Und welche Monate haben die meisten Staus?
Der staureichste Monat des Jahres war in Nordrhein-Westfalen wieder einmal der Oktober. Der ADAC zählte auf den Autobahnen in NRW insgesamt mehr als 16.700 Staumeldungen mit einer Länge fast 29.000 Kilometern. Ähnlich schlimm war die Staulage im November. Viele Pendler steigen mit den kälter werdenden Temperaturen auf das Auto um und müssen sich erst wieder an die schlechten Sicht- und Fahrbedingungen gewöhnen. Außerdem sind bei den meisten Arbeitnehmern die Urlaubstage nahezu aufgebraucht. Absolute Staumagneten waren im Oktober und November die monatlich bis zu 685 Baustellen auf den NRW-Autobahnen.

Was prognostiziert der ADAC für das laufende Jahr?
„Eine weitere Verschärfung der Situation.“ Der anhaltende Sanierungsbedarf in Kombination mit steigendem Verkehrsaufkommen lasse erwarten, dass die Stauzeiten das Vor-Corona-Niveau von 2019 erreichen könnten, heißt es in der Bilanz.
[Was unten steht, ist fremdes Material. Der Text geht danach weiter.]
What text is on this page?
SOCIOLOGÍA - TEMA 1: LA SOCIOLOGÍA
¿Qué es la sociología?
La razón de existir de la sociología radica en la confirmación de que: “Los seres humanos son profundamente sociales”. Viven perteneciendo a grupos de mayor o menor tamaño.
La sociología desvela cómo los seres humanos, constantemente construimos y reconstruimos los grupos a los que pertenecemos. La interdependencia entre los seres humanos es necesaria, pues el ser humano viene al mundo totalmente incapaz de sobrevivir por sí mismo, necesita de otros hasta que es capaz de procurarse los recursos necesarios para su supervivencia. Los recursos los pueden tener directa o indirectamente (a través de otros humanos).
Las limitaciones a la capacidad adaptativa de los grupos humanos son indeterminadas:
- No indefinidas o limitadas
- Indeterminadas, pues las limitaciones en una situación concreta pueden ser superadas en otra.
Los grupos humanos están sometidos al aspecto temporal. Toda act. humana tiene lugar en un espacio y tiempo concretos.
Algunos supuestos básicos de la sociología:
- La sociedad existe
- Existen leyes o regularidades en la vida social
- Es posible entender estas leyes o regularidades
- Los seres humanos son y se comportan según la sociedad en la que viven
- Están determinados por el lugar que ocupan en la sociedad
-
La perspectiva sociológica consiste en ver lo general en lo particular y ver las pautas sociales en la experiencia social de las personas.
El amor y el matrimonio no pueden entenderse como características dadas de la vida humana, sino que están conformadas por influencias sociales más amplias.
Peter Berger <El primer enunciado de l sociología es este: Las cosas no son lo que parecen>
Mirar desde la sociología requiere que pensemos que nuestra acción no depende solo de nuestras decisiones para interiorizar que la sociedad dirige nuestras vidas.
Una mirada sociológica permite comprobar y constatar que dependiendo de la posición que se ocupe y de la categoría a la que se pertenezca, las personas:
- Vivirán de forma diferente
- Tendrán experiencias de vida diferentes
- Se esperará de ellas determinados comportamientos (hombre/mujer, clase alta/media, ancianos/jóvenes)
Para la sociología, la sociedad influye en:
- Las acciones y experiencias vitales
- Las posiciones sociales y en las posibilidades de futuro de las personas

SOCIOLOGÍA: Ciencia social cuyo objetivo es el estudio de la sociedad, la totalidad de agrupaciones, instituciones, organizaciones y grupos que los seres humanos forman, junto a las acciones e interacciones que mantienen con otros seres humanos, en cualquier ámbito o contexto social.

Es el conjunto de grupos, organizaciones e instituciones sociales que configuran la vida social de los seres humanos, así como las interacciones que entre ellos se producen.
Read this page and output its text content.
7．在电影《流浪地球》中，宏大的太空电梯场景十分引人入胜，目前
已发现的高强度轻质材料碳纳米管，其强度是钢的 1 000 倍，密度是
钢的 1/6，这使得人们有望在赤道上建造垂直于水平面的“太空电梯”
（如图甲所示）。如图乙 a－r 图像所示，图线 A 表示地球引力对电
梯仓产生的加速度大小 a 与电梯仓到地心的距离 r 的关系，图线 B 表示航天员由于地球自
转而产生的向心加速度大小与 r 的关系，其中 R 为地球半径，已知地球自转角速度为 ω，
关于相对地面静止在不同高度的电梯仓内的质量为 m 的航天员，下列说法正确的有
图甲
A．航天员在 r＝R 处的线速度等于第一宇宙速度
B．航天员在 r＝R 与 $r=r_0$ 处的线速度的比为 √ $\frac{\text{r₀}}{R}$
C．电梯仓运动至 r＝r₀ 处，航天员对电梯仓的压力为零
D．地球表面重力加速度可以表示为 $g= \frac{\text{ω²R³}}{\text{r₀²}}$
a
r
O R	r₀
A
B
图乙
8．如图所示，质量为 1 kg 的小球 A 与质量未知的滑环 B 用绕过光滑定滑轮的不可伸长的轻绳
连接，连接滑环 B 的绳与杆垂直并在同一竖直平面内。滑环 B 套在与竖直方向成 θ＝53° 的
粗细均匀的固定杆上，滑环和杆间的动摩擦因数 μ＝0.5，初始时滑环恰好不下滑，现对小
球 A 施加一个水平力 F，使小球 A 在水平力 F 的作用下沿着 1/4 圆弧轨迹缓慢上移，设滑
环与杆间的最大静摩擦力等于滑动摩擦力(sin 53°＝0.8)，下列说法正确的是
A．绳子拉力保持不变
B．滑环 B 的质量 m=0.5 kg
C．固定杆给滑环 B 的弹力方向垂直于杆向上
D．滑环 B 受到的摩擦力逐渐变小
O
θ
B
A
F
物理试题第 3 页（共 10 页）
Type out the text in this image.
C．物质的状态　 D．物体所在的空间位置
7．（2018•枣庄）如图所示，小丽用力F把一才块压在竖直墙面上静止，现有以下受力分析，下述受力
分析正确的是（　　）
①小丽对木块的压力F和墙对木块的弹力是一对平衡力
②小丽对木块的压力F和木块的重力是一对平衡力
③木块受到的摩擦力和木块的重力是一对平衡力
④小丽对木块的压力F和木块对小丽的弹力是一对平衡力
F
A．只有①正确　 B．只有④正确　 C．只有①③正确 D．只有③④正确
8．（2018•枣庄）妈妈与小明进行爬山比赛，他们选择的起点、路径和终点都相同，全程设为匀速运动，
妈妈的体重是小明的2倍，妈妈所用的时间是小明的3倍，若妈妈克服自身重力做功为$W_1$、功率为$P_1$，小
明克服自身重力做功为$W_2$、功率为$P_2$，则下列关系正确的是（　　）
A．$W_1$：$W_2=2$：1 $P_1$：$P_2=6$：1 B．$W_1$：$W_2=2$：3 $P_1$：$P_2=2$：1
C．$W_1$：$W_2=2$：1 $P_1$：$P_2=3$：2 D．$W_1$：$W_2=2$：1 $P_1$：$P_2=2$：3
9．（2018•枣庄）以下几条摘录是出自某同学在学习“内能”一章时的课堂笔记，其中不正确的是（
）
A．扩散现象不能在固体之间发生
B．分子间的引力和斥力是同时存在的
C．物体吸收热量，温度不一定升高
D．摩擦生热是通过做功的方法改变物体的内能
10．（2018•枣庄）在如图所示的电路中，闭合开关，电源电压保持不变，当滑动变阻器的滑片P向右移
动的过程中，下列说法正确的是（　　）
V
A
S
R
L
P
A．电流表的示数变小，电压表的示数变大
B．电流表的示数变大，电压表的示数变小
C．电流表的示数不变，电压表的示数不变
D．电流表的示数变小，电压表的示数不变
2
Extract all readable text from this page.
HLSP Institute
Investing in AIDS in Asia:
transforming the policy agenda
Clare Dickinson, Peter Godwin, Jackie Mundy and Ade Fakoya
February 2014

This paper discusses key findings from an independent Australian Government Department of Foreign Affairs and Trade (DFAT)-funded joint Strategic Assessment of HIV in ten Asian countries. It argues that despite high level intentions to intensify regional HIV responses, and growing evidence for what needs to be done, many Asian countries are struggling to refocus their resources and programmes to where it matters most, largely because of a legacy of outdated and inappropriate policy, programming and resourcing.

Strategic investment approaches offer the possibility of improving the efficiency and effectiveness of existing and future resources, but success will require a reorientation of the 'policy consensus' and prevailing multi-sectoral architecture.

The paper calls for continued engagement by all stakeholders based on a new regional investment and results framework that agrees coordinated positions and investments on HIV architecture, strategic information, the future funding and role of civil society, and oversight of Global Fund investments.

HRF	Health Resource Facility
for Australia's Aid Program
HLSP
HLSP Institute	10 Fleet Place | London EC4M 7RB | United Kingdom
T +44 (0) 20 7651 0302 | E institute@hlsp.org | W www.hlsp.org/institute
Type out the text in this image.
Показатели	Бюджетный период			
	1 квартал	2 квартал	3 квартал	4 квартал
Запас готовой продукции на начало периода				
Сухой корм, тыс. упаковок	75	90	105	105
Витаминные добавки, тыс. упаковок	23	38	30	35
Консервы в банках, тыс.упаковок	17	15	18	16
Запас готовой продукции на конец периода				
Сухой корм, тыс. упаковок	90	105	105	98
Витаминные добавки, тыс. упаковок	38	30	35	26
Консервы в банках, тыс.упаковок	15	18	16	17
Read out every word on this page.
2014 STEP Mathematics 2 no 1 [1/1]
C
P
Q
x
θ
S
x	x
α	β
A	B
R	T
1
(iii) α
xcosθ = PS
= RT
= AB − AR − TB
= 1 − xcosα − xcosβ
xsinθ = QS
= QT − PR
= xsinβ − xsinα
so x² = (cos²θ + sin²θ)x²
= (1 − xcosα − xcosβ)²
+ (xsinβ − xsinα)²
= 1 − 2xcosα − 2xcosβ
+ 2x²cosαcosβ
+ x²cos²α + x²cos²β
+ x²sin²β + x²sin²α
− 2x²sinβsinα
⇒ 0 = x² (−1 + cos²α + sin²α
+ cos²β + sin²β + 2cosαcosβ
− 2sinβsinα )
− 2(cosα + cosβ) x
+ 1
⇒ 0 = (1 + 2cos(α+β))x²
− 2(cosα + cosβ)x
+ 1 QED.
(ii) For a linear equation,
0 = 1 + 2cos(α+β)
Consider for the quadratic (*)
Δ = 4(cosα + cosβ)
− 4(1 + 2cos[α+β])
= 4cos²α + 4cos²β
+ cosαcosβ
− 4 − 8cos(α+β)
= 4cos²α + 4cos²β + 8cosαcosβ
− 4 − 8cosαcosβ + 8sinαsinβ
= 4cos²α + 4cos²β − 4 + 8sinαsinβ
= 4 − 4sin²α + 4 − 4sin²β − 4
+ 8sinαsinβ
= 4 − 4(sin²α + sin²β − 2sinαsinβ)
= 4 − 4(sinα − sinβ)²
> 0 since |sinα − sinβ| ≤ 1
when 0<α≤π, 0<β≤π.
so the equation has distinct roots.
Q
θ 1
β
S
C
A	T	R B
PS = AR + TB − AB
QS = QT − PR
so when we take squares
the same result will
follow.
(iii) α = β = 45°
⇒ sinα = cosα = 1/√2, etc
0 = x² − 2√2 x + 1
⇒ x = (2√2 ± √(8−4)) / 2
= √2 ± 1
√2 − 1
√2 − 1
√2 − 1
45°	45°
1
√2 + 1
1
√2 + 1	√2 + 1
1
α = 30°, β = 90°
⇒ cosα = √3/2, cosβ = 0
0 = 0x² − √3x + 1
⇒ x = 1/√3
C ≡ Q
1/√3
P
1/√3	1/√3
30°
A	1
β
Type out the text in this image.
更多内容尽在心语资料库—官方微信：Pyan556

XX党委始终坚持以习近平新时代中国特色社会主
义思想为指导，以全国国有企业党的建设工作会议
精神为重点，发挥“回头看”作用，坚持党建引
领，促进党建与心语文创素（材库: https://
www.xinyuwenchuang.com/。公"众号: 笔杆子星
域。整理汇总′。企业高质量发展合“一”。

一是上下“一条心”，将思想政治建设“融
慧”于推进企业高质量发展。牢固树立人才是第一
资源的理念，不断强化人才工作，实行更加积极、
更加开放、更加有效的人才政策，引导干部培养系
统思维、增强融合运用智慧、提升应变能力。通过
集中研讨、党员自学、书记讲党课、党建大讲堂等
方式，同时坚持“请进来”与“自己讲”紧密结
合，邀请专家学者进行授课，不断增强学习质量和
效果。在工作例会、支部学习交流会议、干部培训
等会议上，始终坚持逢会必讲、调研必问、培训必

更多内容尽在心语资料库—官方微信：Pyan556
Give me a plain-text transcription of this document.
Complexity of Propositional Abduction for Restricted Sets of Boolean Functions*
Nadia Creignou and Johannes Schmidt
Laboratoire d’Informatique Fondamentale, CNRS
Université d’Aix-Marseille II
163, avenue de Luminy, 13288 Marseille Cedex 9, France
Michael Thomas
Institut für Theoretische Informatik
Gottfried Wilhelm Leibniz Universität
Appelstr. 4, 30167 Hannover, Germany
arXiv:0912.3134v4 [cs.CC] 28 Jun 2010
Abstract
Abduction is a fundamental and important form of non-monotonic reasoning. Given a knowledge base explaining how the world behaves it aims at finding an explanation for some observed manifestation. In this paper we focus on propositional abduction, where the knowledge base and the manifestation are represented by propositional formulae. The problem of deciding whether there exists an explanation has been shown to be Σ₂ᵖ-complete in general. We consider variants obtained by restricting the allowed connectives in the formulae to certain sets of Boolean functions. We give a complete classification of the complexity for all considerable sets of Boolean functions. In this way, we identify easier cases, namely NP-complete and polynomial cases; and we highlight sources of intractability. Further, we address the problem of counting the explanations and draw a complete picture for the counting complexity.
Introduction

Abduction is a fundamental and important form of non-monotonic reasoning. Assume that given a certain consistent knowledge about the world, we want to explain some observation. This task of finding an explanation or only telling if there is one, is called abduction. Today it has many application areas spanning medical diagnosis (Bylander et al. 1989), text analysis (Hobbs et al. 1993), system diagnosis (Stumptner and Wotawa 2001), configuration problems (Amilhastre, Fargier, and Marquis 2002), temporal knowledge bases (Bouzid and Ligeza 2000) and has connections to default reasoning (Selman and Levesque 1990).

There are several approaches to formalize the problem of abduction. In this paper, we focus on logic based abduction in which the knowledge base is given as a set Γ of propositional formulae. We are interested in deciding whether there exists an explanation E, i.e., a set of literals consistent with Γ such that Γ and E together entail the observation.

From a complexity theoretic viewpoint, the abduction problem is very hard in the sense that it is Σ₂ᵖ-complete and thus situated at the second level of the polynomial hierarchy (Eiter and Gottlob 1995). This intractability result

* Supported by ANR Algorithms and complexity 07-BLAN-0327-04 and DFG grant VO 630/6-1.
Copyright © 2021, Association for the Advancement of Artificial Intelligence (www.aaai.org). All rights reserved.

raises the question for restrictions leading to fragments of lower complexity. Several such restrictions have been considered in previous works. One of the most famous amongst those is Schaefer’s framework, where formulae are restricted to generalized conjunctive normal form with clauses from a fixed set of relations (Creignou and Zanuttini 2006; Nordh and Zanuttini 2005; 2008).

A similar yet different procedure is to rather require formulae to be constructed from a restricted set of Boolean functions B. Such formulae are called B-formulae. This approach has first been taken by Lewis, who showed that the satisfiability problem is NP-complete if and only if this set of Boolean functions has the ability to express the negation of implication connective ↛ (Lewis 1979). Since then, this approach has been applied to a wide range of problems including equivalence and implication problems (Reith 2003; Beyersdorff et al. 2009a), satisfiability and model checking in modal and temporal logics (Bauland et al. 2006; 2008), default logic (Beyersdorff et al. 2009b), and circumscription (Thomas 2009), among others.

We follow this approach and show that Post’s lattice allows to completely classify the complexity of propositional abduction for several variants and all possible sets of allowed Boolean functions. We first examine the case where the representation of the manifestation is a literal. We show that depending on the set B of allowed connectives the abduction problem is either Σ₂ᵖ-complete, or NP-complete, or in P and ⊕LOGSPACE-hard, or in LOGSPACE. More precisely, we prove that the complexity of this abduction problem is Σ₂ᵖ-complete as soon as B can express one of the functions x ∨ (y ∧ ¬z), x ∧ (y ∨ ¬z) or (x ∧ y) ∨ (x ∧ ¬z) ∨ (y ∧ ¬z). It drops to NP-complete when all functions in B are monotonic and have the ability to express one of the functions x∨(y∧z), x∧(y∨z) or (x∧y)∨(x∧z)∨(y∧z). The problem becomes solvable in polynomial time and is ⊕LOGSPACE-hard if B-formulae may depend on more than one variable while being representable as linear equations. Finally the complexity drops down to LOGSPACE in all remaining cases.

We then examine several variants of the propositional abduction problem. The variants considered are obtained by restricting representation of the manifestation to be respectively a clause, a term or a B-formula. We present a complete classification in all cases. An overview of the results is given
Besonders kritische Punkte bleiben das Kreuz Kaiserberg (A3/A40), das Autobahndreieck Heumar bei Köln, der Kölner Autobahnring, das Kamener Kreuz und das Kreuz Herne. Zusätzliche Baumaßnahmen auf der A42, A45, A46, A52 und A57 werden voraussichtlich zu weiteren Verkehrsbehinderungen führen.
Muss denn wieder so viel gebaut werden?
„Die Sanierungen sind alternativlos, um das marode Autobahnnetz zu modernisieren“, sagt Verkehrsexperte Suthold, dem besonders der Zustand der Brücken Sorgen bereitet. Ein Versäumnis bei deren Instandhaltung könnte zu weiteren Totalausfällen führen. Damit verschärfe sich nicht nur das Verkehrschaos, sondern das füge auch dem Wirtschaftsstandort NRW erheblichen Schaden zu.